Hero studied the older woman’s age-lined, troubled face. “Mrs. Dickie, what are you trying to tell me?”
The old woman met her gaze squarely. “Rose Blount died in childbirth, milady—her and the babe both. She never told nobody who her baby’s father was. But, thing is, from the first week the vicar brought her here, my Reuben, he was telling me how he’d see the vicar sneakin’ over there to her cottage in the middle of the night when there weren’t nobody else around. And
then, after she died, why, the vicar, he didn’t let more’n a few months go past afore he’s got his cousin Rachel livin’ in that cottage, and Reuben tells me the vicar is visitin’ her at night too.”
Hero felt her stomach tilt with revulsion. “Are these women actually his cousins, do you think?”
“Oh, yes, milady. I truly believe they are. Everybody thinks he’s such a fine, generous man, lettin’ ’em live in Hill Cottage fer free. But there ain’t nothin’ kind or generous about it, and he ain’t lettin’ ’em live there for free, if you get me drift?”
“Do you think his wife knows what he does?”
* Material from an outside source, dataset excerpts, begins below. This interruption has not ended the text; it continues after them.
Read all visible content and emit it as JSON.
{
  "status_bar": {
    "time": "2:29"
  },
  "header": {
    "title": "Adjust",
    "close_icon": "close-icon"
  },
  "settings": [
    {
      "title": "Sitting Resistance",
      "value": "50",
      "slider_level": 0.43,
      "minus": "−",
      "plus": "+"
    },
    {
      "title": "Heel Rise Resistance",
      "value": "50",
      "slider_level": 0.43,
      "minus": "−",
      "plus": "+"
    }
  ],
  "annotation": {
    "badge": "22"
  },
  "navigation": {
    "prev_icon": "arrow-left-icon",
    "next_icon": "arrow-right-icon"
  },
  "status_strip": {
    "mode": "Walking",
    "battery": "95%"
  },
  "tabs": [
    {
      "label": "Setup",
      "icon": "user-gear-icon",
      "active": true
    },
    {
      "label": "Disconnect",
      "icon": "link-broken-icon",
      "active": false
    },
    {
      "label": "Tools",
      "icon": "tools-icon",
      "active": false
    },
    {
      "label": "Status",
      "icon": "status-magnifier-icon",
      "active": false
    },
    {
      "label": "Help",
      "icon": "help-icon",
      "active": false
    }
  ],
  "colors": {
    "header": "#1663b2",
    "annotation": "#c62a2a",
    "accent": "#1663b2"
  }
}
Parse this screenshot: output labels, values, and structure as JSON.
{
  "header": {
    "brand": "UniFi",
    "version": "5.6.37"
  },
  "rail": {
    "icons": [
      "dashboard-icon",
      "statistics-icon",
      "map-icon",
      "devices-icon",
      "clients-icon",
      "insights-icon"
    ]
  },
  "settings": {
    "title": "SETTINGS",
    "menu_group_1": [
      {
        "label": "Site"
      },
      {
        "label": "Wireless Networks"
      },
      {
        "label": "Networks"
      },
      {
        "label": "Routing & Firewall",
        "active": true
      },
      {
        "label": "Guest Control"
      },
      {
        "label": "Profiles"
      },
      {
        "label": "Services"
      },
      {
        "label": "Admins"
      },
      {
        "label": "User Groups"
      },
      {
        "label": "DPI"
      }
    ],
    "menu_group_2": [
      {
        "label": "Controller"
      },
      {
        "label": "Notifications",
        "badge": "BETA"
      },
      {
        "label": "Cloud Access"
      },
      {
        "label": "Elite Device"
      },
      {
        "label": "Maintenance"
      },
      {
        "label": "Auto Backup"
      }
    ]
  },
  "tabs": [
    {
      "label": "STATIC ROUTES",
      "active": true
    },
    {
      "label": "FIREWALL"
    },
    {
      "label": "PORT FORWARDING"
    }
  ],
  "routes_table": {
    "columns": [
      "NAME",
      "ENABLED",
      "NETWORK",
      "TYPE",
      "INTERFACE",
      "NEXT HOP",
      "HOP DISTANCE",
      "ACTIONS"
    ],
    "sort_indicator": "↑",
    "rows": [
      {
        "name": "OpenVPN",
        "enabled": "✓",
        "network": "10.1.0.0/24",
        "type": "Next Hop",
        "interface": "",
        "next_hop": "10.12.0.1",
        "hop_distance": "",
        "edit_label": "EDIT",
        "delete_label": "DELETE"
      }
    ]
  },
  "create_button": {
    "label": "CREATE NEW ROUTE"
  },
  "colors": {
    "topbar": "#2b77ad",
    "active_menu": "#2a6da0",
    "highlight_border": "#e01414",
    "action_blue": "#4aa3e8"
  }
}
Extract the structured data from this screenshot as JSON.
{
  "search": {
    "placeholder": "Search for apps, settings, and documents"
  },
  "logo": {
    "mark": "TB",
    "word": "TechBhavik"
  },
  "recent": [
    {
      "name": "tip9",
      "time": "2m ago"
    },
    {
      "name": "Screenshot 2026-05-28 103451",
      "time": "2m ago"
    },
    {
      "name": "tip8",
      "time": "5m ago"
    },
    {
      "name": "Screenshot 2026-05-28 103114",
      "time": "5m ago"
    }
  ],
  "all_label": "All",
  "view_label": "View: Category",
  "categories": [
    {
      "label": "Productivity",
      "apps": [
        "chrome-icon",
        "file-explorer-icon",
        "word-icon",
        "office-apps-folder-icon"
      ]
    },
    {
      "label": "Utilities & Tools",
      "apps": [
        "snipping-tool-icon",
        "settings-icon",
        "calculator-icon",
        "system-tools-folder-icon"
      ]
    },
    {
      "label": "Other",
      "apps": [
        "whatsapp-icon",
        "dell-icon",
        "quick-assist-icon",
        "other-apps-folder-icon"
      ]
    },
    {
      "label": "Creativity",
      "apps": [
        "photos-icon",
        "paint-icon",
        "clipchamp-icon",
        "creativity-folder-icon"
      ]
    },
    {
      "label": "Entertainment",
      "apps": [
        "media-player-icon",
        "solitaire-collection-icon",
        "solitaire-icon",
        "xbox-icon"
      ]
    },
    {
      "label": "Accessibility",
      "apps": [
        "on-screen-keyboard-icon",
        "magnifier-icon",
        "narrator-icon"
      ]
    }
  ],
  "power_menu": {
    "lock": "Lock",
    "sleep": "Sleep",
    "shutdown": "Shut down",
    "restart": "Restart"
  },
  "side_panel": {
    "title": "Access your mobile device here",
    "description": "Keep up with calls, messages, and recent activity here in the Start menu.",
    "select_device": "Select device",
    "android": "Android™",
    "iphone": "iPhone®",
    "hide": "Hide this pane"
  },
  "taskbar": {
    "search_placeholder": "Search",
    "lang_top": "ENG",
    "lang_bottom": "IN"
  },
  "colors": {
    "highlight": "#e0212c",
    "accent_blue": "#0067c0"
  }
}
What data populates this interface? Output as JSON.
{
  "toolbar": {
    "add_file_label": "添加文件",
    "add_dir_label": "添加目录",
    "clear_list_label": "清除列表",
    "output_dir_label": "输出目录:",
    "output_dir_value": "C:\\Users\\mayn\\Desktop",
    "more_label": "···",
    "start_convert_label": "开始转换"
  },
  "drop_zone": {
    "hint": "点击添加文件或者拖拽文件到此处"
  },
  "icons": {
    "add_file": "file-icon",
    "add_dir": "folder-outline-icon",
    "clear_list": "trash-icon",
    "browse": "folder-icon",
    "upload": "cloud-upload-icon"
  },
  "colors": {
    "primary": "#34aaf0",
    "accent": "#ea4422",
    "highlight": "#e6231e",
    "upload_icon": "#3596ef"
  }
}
The Widow Dickie snorted. “How could she help but know? You ask me, she don’t mind the way things are one bit, so long as it keeps him outa her bed.”
“How many people in town know about this?”
“As to that, I can’t say. There may be some as suspects it. But ain’t nobody gonna talk about it—him bein’ the vicar ’n’ all. I’ve argued with meself for days, thinkin’ maybe I should tell somebody what me Reuben seen. And now me boy’s dead, and I can’t help but wonder if . . .” She swallowed. “Maybe if I’d spoke up sooner, Reuben would still be alive.”
“I don’t exactly understand what this has to do with the death of Emma Chandler,” said Hero.
“But that’s just it, milady. The churchyard is the first place Reuben told me he seen the pretty lady early that morning, even before the sun come up. She’d walked up the hill from the Blue Boar and was standin’ by the lych-gate when the Reverend left Rachel Timms’s cottage.”
“Did Reverend Underwood see her?”
“How could he help but? I mean, it ain’t like she was tryin’ to hide. He walked right by her. Reuben said the Reverend mumbled somethin’ about a sick parishioner. So he seen her, all right.”
“Did he see Reuben?”
“I don’t rightly know.”
Hero watched Becka Dickie pluck at her skirts again. The woman hadn’t come right out and said she suspected Benedict Underwood of having killed both her son and Emma Chandler. But the implications were obvious.